The short road to the carpark was being dug up and we had to wait about 15 minutes just to get into the carpark, relying entirely on those leaving the museum to vacate their spot. Bizarrely, as if in keeping with Dali’s theme of thinking outside the square, you are charged 0.043229 euro cents per minute for your stay in the carpark; and this is just the first thing designed to fleece the tourists.
The museum itself (when you finally get in after waiting with the busloads) is a masterpiece of involvement with art, i.e., every piece makes you think. His extraordinary gifts spanned so many of the arts it is hard to believe that only one man conceived all this. From his exquisite jewellery pieces to his art that was on another planet, the museum never fails to grab your attention.
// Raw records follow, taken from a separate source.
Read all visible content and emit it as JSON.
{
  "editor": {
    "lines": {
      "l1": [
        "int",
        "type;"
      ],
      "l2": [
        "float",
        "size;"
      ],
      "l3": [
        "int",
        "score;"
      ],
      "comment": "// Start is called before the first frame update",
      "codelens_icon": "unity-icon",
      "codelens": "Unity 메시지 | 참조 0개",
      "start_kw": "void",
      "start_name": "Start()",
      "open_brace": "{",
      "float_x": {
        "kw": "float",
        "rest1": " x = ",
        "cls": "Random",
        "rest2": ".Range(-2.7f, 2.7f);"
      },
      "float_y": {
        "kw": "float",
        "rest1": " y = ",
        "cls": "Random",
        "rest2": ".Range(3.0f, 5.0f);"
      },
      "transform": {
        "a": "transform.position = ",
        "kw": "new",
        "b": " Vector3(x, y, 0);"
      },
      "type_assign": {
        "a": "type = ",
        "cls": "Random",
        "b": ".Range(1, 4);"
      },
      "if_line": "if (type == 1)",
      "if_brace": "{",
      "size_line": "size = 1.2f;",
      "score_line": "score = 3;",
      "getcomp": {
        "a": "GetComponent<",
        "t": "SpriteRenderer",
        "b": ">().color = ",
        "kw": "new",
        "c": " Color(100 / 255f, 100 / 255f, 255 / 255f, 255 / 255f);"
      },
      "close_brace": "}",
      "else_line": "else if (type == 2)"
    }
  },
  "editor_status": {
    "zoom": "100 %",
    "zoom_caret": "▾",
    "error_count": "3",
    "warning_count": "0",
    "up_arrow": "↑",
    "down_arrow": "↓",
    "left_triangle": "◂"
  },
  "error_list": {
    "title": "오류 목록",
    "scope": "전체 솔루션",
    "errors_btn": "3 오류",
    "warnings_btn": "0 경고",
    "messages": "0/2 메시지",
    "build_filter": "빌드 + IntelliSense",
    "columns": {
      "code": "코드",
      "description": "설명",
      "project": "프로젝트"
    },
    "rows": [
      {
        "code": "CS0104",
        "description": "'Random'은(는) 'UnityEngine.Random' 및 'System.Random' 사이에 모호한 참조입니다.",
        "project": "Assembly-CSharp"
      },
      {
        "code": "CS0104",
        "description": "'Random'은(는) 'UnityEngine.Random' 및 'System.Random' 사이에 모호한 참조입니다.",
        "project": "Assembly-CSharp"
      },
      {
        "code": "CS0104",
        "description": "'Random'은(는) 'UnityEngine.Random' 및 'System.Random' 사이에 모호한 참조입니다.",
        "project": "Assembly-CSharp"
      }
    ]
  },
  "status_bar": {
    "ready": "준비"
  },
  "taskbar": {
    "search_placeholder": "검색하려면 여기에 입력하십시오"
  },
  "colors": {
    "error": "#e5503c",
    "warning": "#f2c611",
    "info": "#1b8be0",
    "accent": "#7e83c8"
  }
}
The famous centrepiece of the Cadillac with vines on the dash and a spray system that will keep the snails inside alive is activated if you insert 20 cents into a slot , the bronze fat lady with snakes on her arms on the bonnet, the stack of tyres topped by a statue of a man wrapped in a tyre himself that has a bust secreted in another tyre at his feet and all of this beneath a boat with huge droplets of water clinging to its side and a mast topped by an umbrella and who knows what else we missed is mind boggling to say the least.
It’s set in what used to be an opera theatre that was accidentally burnt down during the Spanish Civil War and Dali’s idea was that you go in here not to see art but to have a theatrical experience. I believe he got that right.
He was a fan of many artists including one of my favourites, Gerit Dou, who has two works featured either side of an El Greco portrait titled Saint Paul and all are on show in his Masterpieces Gallery along with one of Dali’s most admired painters Meissonier.
Much of the rest is mayhem and, as Dali intended, you can never see it all in one visit, or two or three for that matter, because so much will elude you, leaving it fresh for discovery on your next incursion.
Our day then took us south to the Mediterranean, thrust on by yet another storm, buffeted by the Tramontana that falls off the Pyrenees which accompanied us nearly all the way to the sea where it almost mysteriously disappeared for the remainder of the day so we could enjoy the beauty of the Vermilion Coast, taking time for a repast at the bustling Banyuls-sur-Mer followed by dinner at the delightful Collioure.
Banyuls-sur-Mer is brash, with modern sculpture, modern boats, jet skis, lots of three storey accommodation houses, busy shopping in tree lined streets and a Catalan flag or two. There’s a bustling holiday atmosphere about the place, unlike Collioure, that’s steeped in history.
Overlooked from on high by the 16th C Fort St. Elme of Charles V, then a windmill on the next level down and finally overseen by the waterside castle, originally a Roman castrum, Collioure’s splash of pastel shops are at odds with the drab buildings blocks of the fortifications.
The castle was occupied by Visigoth king Wamba in 673, but has had many noticeable additions since then and was used as the summer palace of the Kings of Majorca in the 12th century.
Along the sea front is the lovely church bell tower (that once doubled as a lighthouse) of the Notre Dame des Anges, the symbol of Collioure, which is reflected in the waters of the harbour on whom the sun shines for 300 days of the year. The pastel dome was only added in 1810.
It overlooks the small harbour with its traditional colourful fishing boats, their mast sticking up from the centre of the open craft.
It’s been an inspiration for artists; Picasso, Matisse, Derain, Dufy, Chagall and Marquet to name but a few, and is touted as the birthplace of Fauvism though we’re too late to visit the galleries.
I’d planned to stop and eat here and that’s exactly what happened. What better way to finish a day than relaxing by the bay of Ansa de Baleta with its gentle waters lapping on the coarse sand as the sun retreated and the evening lights came on to dance across the water. Bon appétit!